“Mad, bad, and dangerous to know” applies not just to Lord Byron but to every writer…
David Comfort’s latest book, An Insider’s Guide to Publishing, is not the “nuts and bolts” sort of a book you’d expect from its title. Instead, Comfort has written a longish (nearly 300 pages) compendium of anecdotes, explanations, analyses, and observations on writers and writing, the publishing industry past and present, and the role of technology in that past, present, and future of literature.
The book is alternately charming and churlish, funny and depressing, and, well, engrossing. Unlike most books in this genre, Comfort doesn’t spend a lot of time trying to convince the reader that “if you do this, you’ll be the next E.L. James” (the author of the mega success Fifty Shades of Grey).Instead, he delves into the story of E.L. James and explains – carefully but tongue firmly in cheek – how a writer who can’t write worth a damn can make $1 million per week from sales of what is popularly called “Mommy porn.”
By the time Comfort gets to this, however, he’s covered a lot of ground. We know stuff such as the following:
* John Milton got £5 payment for Paradise Lost – which cost him, as you may have heard, his eyesight;
* William Faulkner’s literary agent had to lend him $100 so he could pay his electric bill and not have his power shut off;
* Edgar Allan Poe got kicked out of West Point for showing up for dress parade sans dress;
* F. Scott Fitzgerald earned $32 in royalties in 1929 – his twenties were no longer roaring….
The book is divided into several sections.
The most interesting for many readers will be the first which gives a history of American publishing over the last 100 years or so, covering the transition from publishing houses such as Putnam, Charles Scribner and Sons, Harper Brothers, and Random House from genteel concerns owned and operated by wealthy, cultured families with an interest in both publishing works that would make some money and (something they considered equally important) publishing works they thought moved literature forward. So it comes as little surprise that Comfort reminds us that this was American publishing’s “Golden Age.”
The takeover of these concerns began in the 1980′s (Does everything about the destruction of American culture go back to Reagan? Why yes, yes it does) by large conglomerates who changed the ethos of publishing from that of a genteel desire to both make a little money and elevate our arts culture to our all too familiar corporate ethos of “make all the money it is possible to make no matter what kind of dog shit you must purvey to do so and elevating our artistic culture be damned.”

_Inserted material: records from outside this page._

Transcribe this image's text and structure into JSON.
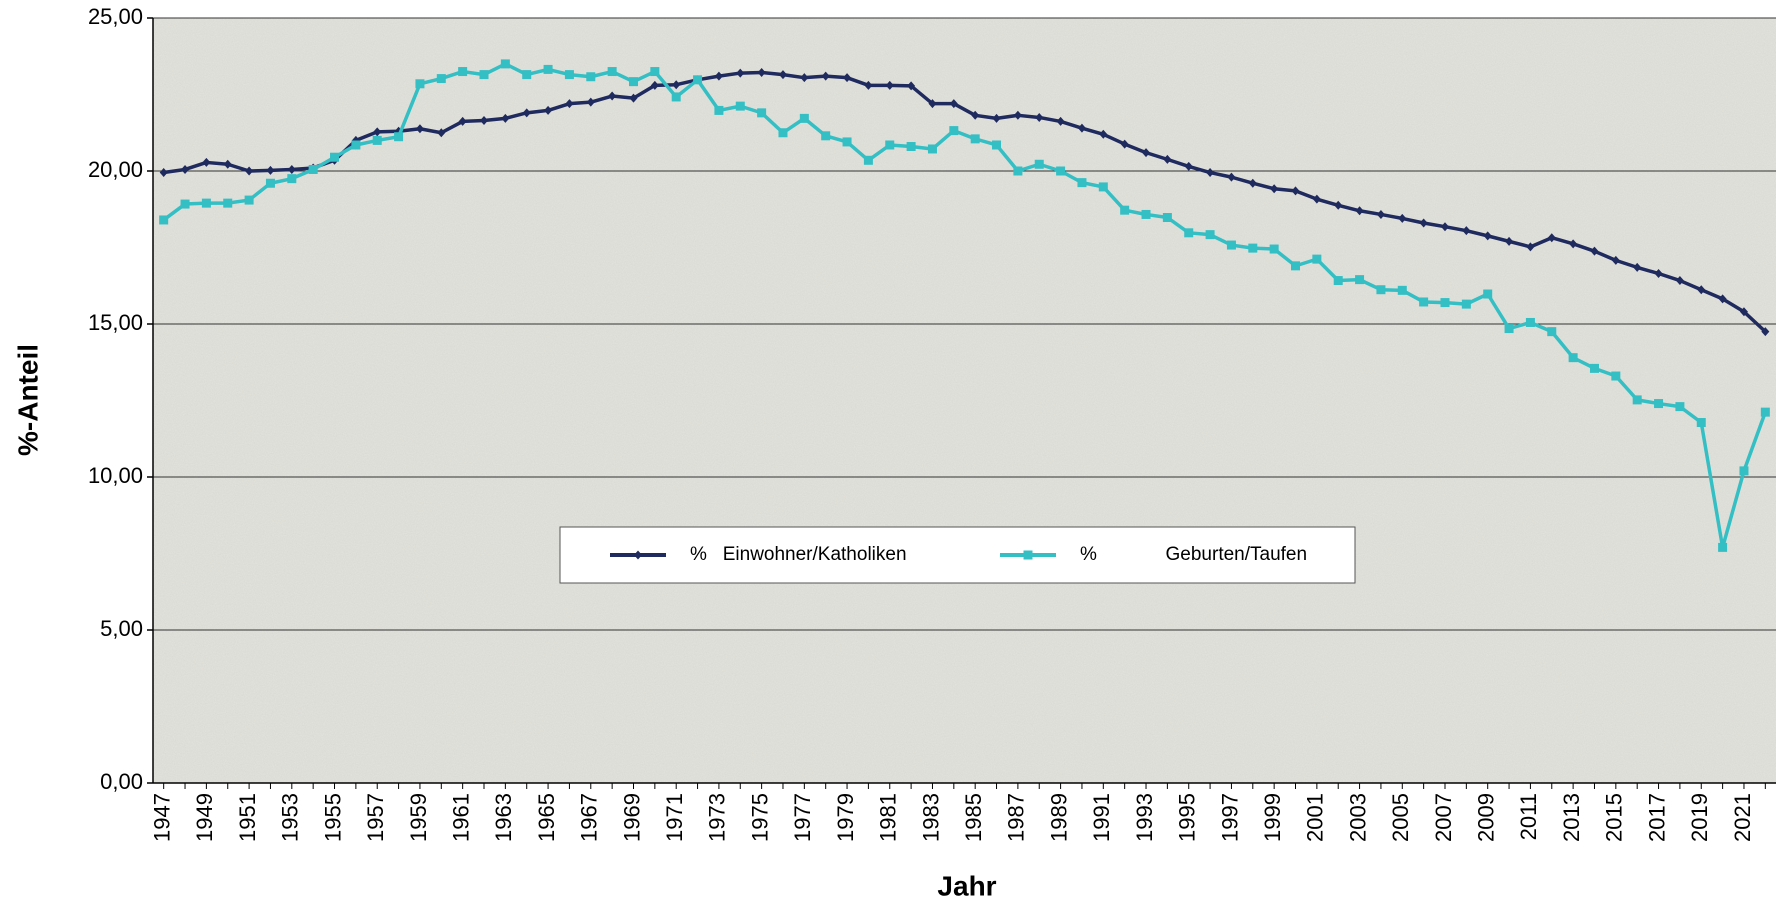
{
  "chart_data": {
    "type": "line",
    "x_label": "Jahr",
    "y_label": "%-Anteil",
    "categories": [
      "1947",
      null,
      "1949",
      null,
      "1951",
      null,
      "1953",
      null,
      "1955",
      null,
      "1957",
      null,
      "1959",
      null,
      "1961",
      null,
      "1963",
      null,
      "1965",
      null,
      "1967",
      null,
      "1969",
      null,
      "1971",
      null,
      "1973",
      null,
      "1975",
      null,
      "1977",
      null,
      "1979",
      null,
      "1981",
      null,
      "1983",
      null,
      "1985",
      null,
      "1987",
      null,
      "1989",
      null,
      "1991",
      null,
      "1993",
      null,
      "1995",
      null,
      "1997",
      null,
      "1999",
      null,
      "2001",
      null,
      "2003",
      null,
      "2005",
      null,
      "2007",
      null,
      "2009",
      null,
      "2011",
      null,
      "2013",
      null,
      "2015",
      null,
      "2017",
      null,
      "2019",
      null,
      "2021",
      null
    ],
    "series": [
      {
        "name": "%   Einwohner/Katholiken",
        "color": "#1f2a5e",
        "marker": "diamond",
        "values": [
          19.95,
          20.05,
          20.28,
          20.22,
          20.0,
          20.02,
          20.05,
          20.1,
          20.35,
          21.0,
          21.28,
          21.3,
          21.38,
          21.25,
          21.62,
          21.65,
          21.72,
          21.9,
          21.98,
          22.2,
          22.25,
          22.45,
          22.38,
          22.8,
          22.82,
          22.98,
          23.1,
          23.2,
          23.22,
          23.15,
          23.05,
          23.1,
          23.05,
          22.8,
          22.8,
          22.78,
          22.2,
          22.2,
          21.82,
          21.72,
          21.82,
          21.75,
          21.62,
          21.4,
          21.2,
          20.88,
          20.6,
          20.38,
          20.15,
          19.95,
          19.8,
          19.6,
          19.42,
          19.35,
          19.08,
          18.88,
          18.7,
          18.58,
          18.45,
          18.3,
          18.18,
          18.05,
          17.88,
          17.7,
          17.52,
          17.82,
          17.62,
          17.38,
          17.08,
          16.85,
          16.65,
          16.42,
          16.12,
          15.82,
          15.4,
          14.75
        ]
      },
      {
        "name": "%             Geburten/Taufen",
        "color": "#33bfc4",
        "marker": "square",
        "values": [
          18.4,
          18.92,
          18.95,
          18.95,
          19.05,
          19.6,
          19.75,
          20.05,
          20.45,
          20.85,
          21.0,
          21.12,
          22.85,
          23.02,
          23.25,
          23.15,
          23.5,
          23.15,
          23.32,
          23.15,
          23.08,
          23.25,
          22.92,
          23.25,
          22.42,
          22.98,
          21.98,
          22.12,
          21.9,
          21.25,
          21.72,
          21.15,
          20.95,
          20.35,
          20.85,
          20.8,
          20.72,
          21.32,
          21.05,
          20.85,
          20.0,
          20.22,
          20.0,
          19.62,
          19.48,
          18.72,
          18.58,
          18.48,
          17.98,
          17.92,
          17.58,
          17.48,
          17.45,
          16.9,
          17.12,
          16.42,
          16.45,
          16.12,
          16.1,
          15.72,
          15.7,
          15.65,
          15.98,
          14.85,
          15.05,
          14.75,
          13.9,
          13.55,
          13.3,
          12.52,
          12.4,
          12.3,
          11.78,
          7.7,
          10.2,
          12.12
        ]
      }
    ],
    "ylim": [
      0,
      25
    ],
    "yticks": [
      {
        "value": 0,
        "label": "0,00"
      },
      {
        "value": 5,
        "label": "5,00"
      },
      {
        "value": 10,
        "label": "10,00"
      },
      {
        "value": 15,
        "label": "15,00"
      },
      {
        "value": 20,
        "label": "20,00"
      },
      {
        "value": 25,
        "label": "25,00"
      }
    ],
    "grid": true,
    "legend": "center"
  }
}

In this and all subsequent sections there are many delightful anecdotes about famous authors’ work habits, reactions to success and failure, and peccadilloes (Did you know 5 of the first 6 American Nobel laureates were alcoholics? Feel like a drink? You might be a great writer…). And there’s a wonderful section on what Comfort calls, to my great delight “The MFA Mafia” where he takes down the Creative Writing Program system. Given what I’ve myself said about the evils of that system, to find a kindred soul who sees into the incestuous nature of said system and will discuss it openly is certainly a pleasure.
The last part of the book suggests (but not in a “how to” way, thank heaven) strategies for finding one’s way through the jungle of contemporary publishing and discusses with adequate but not annoying detail ways to approach agents, decide between traditional and self-publishing, and garner publicity for oneself and one’s work. Here equally enjoyable anecdotes relate some of the madcap PR stunts that writers of the last decade or so have tried to draw attention to their work. From the clearly life risking (swimming across the shark infested San Francisco Bay) to the weirdly misconceived (for a Valentine’s Day sale an author offered a sext to any buyer), what Comfort shows clearly is that much of what writers have to do today to gain the public’s notice is in no way related to writing.
Finally, in a brief “Chicken Soup” chapter , Comfort makes his most salient point about the whole mad world of writing and publishing:
When you embrace the creative journey itself, rather than some idealized, often illusory destination, you may have a chance at real success as an artist.
What David Comfort accomplishes in An Insider’s Guide to Publishing is to help readers (and especially writers) understand that while the publishing world may be a mess and getting messier, being a writer comes down to feeling as Somerset Maugham does:
We do not write because we want to; we write because we have to.